Miss Julie
Miss Julie
Citizens Theatre, Glasgow
Neil Cooper
Everyone knows that it's in the kitchen where parties really start cooking up a storm. So it goes in Miss Julie, August Strindberg's revolutionary nineteenth-century play about the cross-class lust between the daughter of the manor and her father's servant, John, whom Julie grew up beside. Zinnie Harris's version may relocate the action to the post-First World War Scottish Highlands in the midst of a strike among the village workers, but the simmering essence of Strindberg's original is retained in a brief but fiercely intense exchange in Dominic Hill's blistering production.
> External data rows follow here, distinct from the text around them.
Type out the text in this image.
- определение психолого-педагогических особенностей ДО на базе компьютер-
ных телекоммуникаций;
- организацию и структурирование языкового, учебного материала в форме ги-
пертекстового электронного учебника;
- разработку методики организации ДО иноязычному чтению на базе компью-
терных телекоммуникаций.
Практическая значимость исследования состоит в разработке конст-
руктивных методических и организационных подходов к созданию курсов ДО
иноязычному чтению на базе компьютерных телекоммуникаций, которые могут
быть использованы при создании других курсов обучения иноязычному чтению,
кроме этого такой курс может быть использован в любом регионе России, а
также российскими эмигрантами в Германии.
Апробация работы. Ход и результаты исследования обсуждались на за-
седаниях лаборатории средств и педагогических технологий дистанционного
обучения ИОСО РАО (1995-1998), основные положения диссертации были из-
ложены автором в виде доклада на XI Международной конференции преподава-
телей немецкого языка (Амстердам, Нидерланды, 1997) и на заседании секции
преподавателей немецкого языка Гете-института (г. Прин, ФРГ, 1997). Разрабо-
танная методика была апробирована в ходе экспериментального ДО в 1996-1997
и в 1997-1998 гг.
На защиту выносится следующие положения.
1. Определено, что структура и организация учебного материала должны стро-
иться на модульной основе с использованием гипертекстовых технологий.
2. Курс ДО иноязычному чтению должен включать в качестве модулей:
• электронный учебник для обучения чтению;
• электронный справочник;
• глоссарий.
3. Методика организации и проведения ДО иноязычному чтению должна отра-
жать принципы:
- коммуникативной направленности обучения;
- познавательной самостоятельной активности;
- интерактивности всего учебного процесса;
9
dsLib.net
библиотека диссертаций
The schism between the two worlds is delineated from the off via the stark grey interior of Neil Haynes's design that's highlighted even more by the sickly yellow lighting that contains them. This contrasts sharply with the party noises-off and occasional flashing lights beyond. It is not Julie we see first, however, but the maid, Christine.
Played with steely resignation by Jessica Hardwick, Christine is here given more emotional weight by Harris, who makes her a near equal partner in a three-sided battle. Once Louise Brealey's Julie wafts into the kitchen in search of some sense of self-determination beyond privilege, however, Keith Fleming's John takes full advantage of Julie's needy mix of brattishness and brittleness. As the pair spar their way in and out of bed, sometimes with a surprising amount of humour, their fluctuating power games becomes a verbal extension of their unseen physical tryst.
Both Brealey and Fleming give their all with a pair of performances possessed with nuanced light and shade in what is ultimately a play about sex and power, the power of sex and the sexiness of power. In this case, the class of both parties may be crucial to giving their liaison a frisson of forbidden fruit, but, behind closed doors, sex is, or can be, a great leveller too. Judging by the gasps that came from the front stalls on Saturday night, the final, fateful role-play between the pair makes Miss Julie as shocking as it ever was.